As to the second prong of the test, the Court found no infringement on the rights of male employees because the plan did not specify quotas, but only aspirational goals aimed at achieving a more balanced work force. In other words, no positions were set aside specifically for women—all qualified applicants were considered for all open positions. Furthermore, Johnson's rights were not infringed as he did not have a legitimate expectation that he, among all of the qualified applicants, would receive the promotion.

Finally, the Court rejected the District Court's argument that the plan was invalid because it was not temporary. Although the plan had no specific end date, it did specify that the goal was to "attain a balanced workforce, not to maintain one." The Court found that this was sufficient indication of the temporary nature of the plan, stating that fixed end dates were only required if the plan sets aside a specific number or percentage of positions for women.
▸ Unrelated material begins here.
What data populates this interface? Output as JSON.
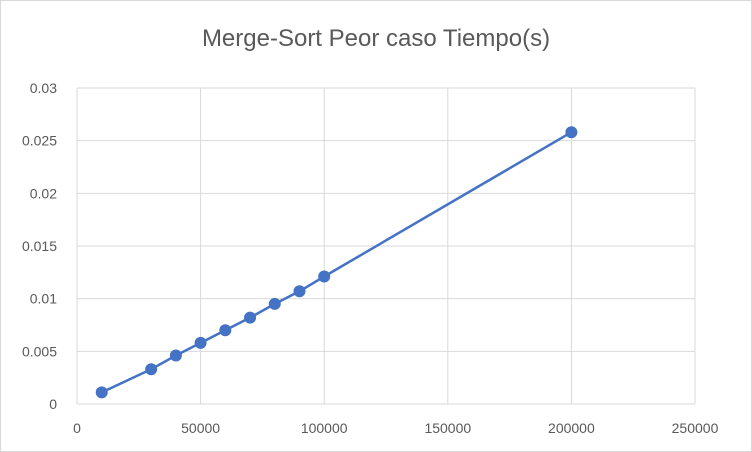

Justice Stevens joined the majority opinion, but also wrote a concurring opinion to make clear that the majority opinion should not be construed as "establish[ing] the permissible outer limits of voluntary" affirmative action plans.

Justice O'Connor concurred in the judgment without joining the majority opinion. O'Connor argued that a public employer's voluntary affirmative action plan should be evaluated using the same test as that used for Equal Protection claims. O'Connor would have required that the employer have "a firm basis for believing that remedial action was required." A firm basis could be found where the statistical representation of the minority group would support a prima facie case of discrimination under Title VII.
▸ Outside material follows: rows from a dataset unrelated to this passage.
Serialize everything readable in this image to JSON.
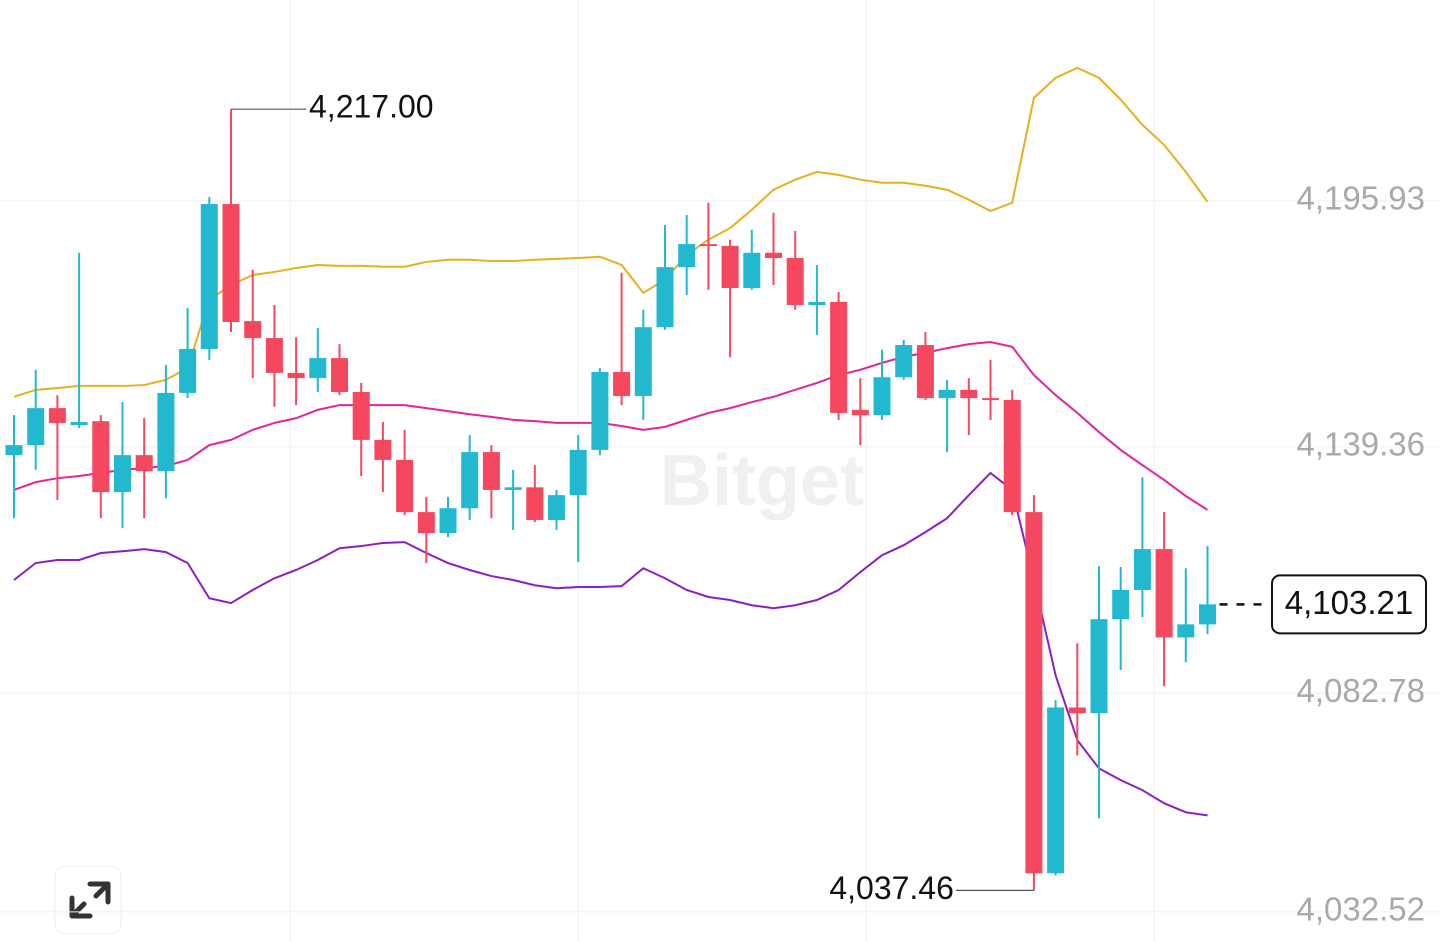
{
  "chart_data": {
    "type": "candlestick",
    "watermark": "Bitget",
    "up_color": "#22b9d0",
    "down_color": "#f5485f",
    "open": [
      4137.5,
      4139.8,
      4148.3,
      4144.4,
      4145.3,
      4129.0,
      4137.5,
      4133.8,
      4151.8,
      4161.9,
      4195.2,
      4168.3,
      4164.4,
      4156.4,
      4155.2,
      4159.8,
      4152.0,
      4141.0,
      4136.4,
      4124.4,
      4119.6,
      4125.3,
      4138.2,
      4129.5,
      4130.1,
      4122.6,
      4128.3,
      4138.7,
      4156.6,
      4151.1,
      4166.9,
      4180.7,
      4186.0,
      4185.6,
      4175.9,
      4184.0,
      4182.8,
      4172.0,
      4172.7,
      4147.9,
      4146.7,
      4155.4,
      4162.8,
      4150.6,
      4152.5,
      4150.6,
      4150.2,
      4124.4,
      4041.4,
      4079.5,
      4078.2,
      4099.8,
      4106.5,
      4115.9,
      4095.6,
      4098.6
    ],
    "high": [
      4146.7,
      4157.1,
      4151.3,
      4184.0,
      4146.7,
      4149.7,
      4146.0,
      4158.2,
      4171.3,
      4196.8,
      4217.0,
      4180.1,
      4172.0,
      4164.6,
      4166.7,
      4163.0,
      4154.1,
      4145.1,
      4143.3,
      4127.9,
      4127.9,
      4142.1,
      4139.8,
      4134.1,
      4135.2,
      4129.5,
      4142.1,
      4157.5,
      4179.4,
      4170.9,
      4190.4,
      4192.7,
      4195.5,
      4187.0,
      4189.3,
      4193.2,
      4189.0,
      4181.2,
      4175.0,
      4155.2,
      4161.7,
      4164.0,
      4165.8,
      4154.8,
      4155.2,
      4159.4,
      4152.5,
      4128.3,
      4081.2,
      4094.3,
      4112.0,
      4111.8,
      4132.4,
      4124.4,
      4111.5,
      4116.6
    ],
    "low": [
      4123.0,
      4134.1,
      4127.2,
      4143.7,
      4123.0,
      4120.7,
      4123.0,
      4127.6,
      4150.6,
      4159.4,
      4165.8,
      4155.2,
      4148.6,
      4149.0,
      4152.0,
      4151.3,
      4132.7,
      4129.0,
      4123.7,
      4112.7,
      4118.7,
      4122.6,
      4123.0,
      4120.3,
      4122.1,
      4120.3,
      4112.9,
      4137.5,
      4149.0,
      4145.6,
      4166.3,
      4174.3,
      4175.5,
      4160.0,
      4175.5,
      4176.6,
      4170.9,
      4165.1,
      4145.6,
      4139.8,
      4145.6,
      4154.8,
      4150.2,
      4138.2,
      4142.1,
      4145.6,
      4123.7,
      4037.46,
      4040.9,
      4068.5,
      4054.0,
      4088.1,
      4100.3,
      4084.4,
      4089.9,
      4096.4
    ],
    "close": [
      4139.8,
      4148.3,
      4144.9,
      4145.1,
      4129.0,
      4137.5,
      4133.8,
      4151.8,
      4161.9,
      4195.2,
      4168.1,
      4164.4,
      4156.4,
      4155.2,
      4159.8,
      4152.0,
      4141.0,
      4136.4,
      4124.4,
      4119.6,
      4125.3,
      4138.2,
      4129.5,
      4130.1,
      4122.6,
      4128.3,
      4138.7,
      4156.6,
      4151.1,
      4166.9,
      4180.7,
      4186.0,
      4185.6,
      4175.9,
      4184.0,
      4182.8,
      4172.0,
      4172.7,
      4147.2,
      4146.7,
      4155.4,
      4162.8,
      4150.6,
      4152.5,
      4150.6,
      4150.2,
      4124.4,
      4041.4,
      4079.5,
      4078.2,
      4099.8,
      4106.5,
      4115.9,
      4095.6,
      4098.6,
      4103.21
    ],
    "bands": [
      {
        "color": "#e8b020",
        "values": [
          4150.9,
          4152.5,
          4152.9,
          4153.4,
          4153.4,
          4153.4,
          4153.6,
          4154.8,
          4157.5,
          4173.2,
          4176.6,
          4178.9,
          4179.6,
          4180.5,
          4181.2,
          4181.0,
          4181.0,
          4180.8,
          4180.8,
          4181.9,
          4182.4,
          4182.4,
          4182.1,
          4182.1,
          4182.4,
          4182.6,
          4182.8,
          4183.1,
          4181.2,
          4174.8,
          4177.8,
          4183.5,
          4187.0,
          4189.7,
          4193.9,
          4198.5,
          4200.8,
          4202.6,
          4201.9,
          4200.8,
          4200.1,
          4200.1,
          4199.4,
          4198.5,
          4196.2,
          4193.6,
          4195.5,
          4219.6,
          4224.2,
          4226.5,
          4224.2,
          4219.2,
          4213.4,
          4208.8,
          4202.6,
          4195.7
        ]
      },
      {
        "color": "#e0269a",
        "values": [
          4129.5,
          4131.3,
          4132.2,
          4132.7,
          4133.4,
          4134.1,
          4134.5,
          4135.0,
          4136.4,
          4139.8,
          4141.0,
          4143.3,
          4144.9,
          4146.0,
          4147.9,
          4149.0,
          4149.0,
          4149.0,
          4149.0,
          4148.3,
          4147.6,
          4146.9,
          4146.3,
          4145.6,
          4145.3,
          4144.9,
          4144.9,
          4144.9,
          4144.2,
          4143.3,
          4144.0,
          4145.6,
          4147.2,
          4148.3,
          4149.7,
          4150.9,
          4152.5,
          4154.1,
          4155.9,
          4157.1,
          4158.7,
          4160.1,
          4161.0,
          4162.1,
          4163.0,
          4163.5,
          4162.4,
          4155.9,
          4151.3,
          4147.2,
          4142.8,
          4138.7,
          4135.2,
          4131.8,
          4128.1,
          4124.9
        ]
      },
      {
        "color": "#8a1fc4",
        "values": [
          4108.8,
          4112.7,
          4113.4,
          4113.4,
          4115.0,
          4115.4,
          4115.9,
          4115.2,
          4112.7,
          4104.6,
          4103.5,
          4106.5,
          4109.2,
          4111.1,
          4113.4,
          4116.1,
          4116.6,
          4117.3,
          4117.5,
          4115.0,
          4112.7,
          4111.1,
          4109.7,
          4108.8,
          4107.6,
          4106.9,
          4107.2,
          4107.2,
          4107.4,
          4111.5,
          4109.2,
          4106.5,
          4104.9,
          4104.2,
          4103.0,
          4102.3,
          4103.0,
          4104.2,
          4106.5,
          4110.6,
          4114.5,
          4116.8,
          4119.8,
          4123.0,
          4128.3,
          4133.4,
          4129.5,
          4108.8,
          4086.9,
          4072.0,
          4065.5,
          4062.8,
          4060.5,
          4057.5,
          4055.4,
          4054.7
        ]
      }
    ],
    "ylim": [
      4025.6,
      4242.1
    ],
    "yticks": [
      {
        "value": 4195.93,
        "label": "4,195.93"
      },
      {
        "value": 4139.36,
        "label": "4,139.36"
      },
      {
        "value": 4082.78,
        "label": "4,082.78"
      },
      {
        "value": 4032.52,
        "label": "4,032.52"
      }
    ],
    "annotations": [
      {
        "value": 4217.0,
        "label": "4,217.00"
      },
      {
        "value": 4037.46,
        "label": "4,037.46"
      }
    ],
    "last_price": {
      "value": 4103.21,
      "label": "4,103.21"
    }
  }
}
Justice Scalia dissented, joined by Justices Rehnquist and White. Scalia criticized the majority for essentially legalizing discrimination:

The Court today completes the process of converting [Title VII] from a guarantee that race or sex will not be the basis for employment determinations, to a guarantee that it often will. Ever so subtly, without even alluding to the last obstacles preserved by earlier opinions that we now push out of our path, we effectively replace the goal of a discrimination-free society with the quite incompatible goal of proportionate representation by race and by sex in the workplace.

Scalia argued that there was no evidence of prior discrimination by the employer in this case, so the goal of the plan could not be achieving the kind of balanced work force that one would expect in the absence of discrimination. Rather, Scalia felt the plan reflected the Agency's determination that "the qualifications and desires of women may fail to match the Agency's Platonic ideal of a work force." In Scalia's opinion, the plan was aimed not at remedying the effects of past discrimination, but rather at changing the broader societal attitudes that influence women's job choices and, in his opinion, affirmative action plans were not an appropriate mechanism for addressing these issues.
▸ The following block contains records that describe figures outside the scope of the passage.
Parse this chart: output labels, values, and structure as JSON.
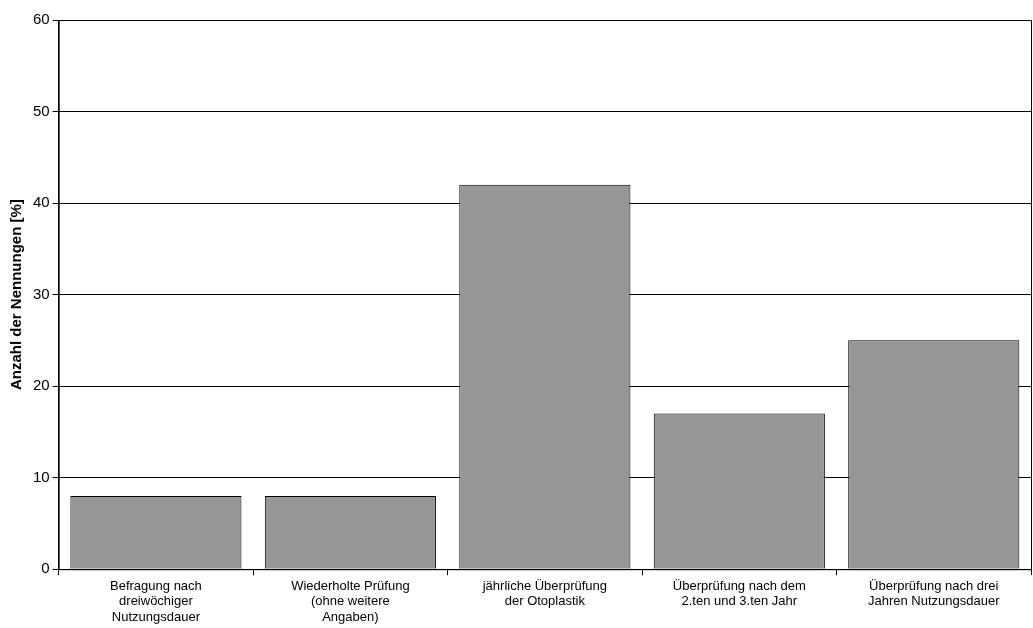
{
  "chart_data": {
    "type": "bar",
    "ylabel": "Anzahl der Nennungen [%]",
    "categories": [
      "Befragung nach\ndreiwöchiger\nNutzungsdauer",
      "Wiederholte Prüfung\n(ohne weitere\nAngaben)",
      "jährliche Überprüfung\nder Otoplastik",
      "Überprüfung nach dem\n2.ten und 3.ten Jahr",
      "Überprüfung nach drei\nJahren Nutzungsdauer"
    ],
    "values": [
      8,
      8,
      42,
      17,
      25
    ],
    "color": "#969696",
    "ylim": [
      0,
      60
    ],
    "yticks": [
      0,
      10,
      20,
      30,
      40,
      50,
      60
    ],
    "grid": "y",
    "legend": false
  }
}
== Interpretation by lower courts ==
About two years after Johnson was decided, the Supreme Court held in City of Richmond v. Croson Co. (1989) that race-based affirmative action plans whose constitutionality is challenged under the Equal Protection Clause are subject to strict scrutiny review. However, the Court has yet to hear an Equal Protection challenge to a sex-based affirmative action plan, at least in the employment context.

In the context of equal protection, sex-based classifications are subject to intermediate scrutiny, a lesser standard of review than strict scrutiny, which is applied to race-based classifications. Consequently, there is a circuit split on whether sex based affirmative action plans should be subject to strict scrutiny review or the lesser intermediate scrutiny review. The Sixth Circuit and the Federal Circuit apply strict scrutiny while the Third, Fifth, Ninth, and Eleventh Circuits apply intermediate scrutiny.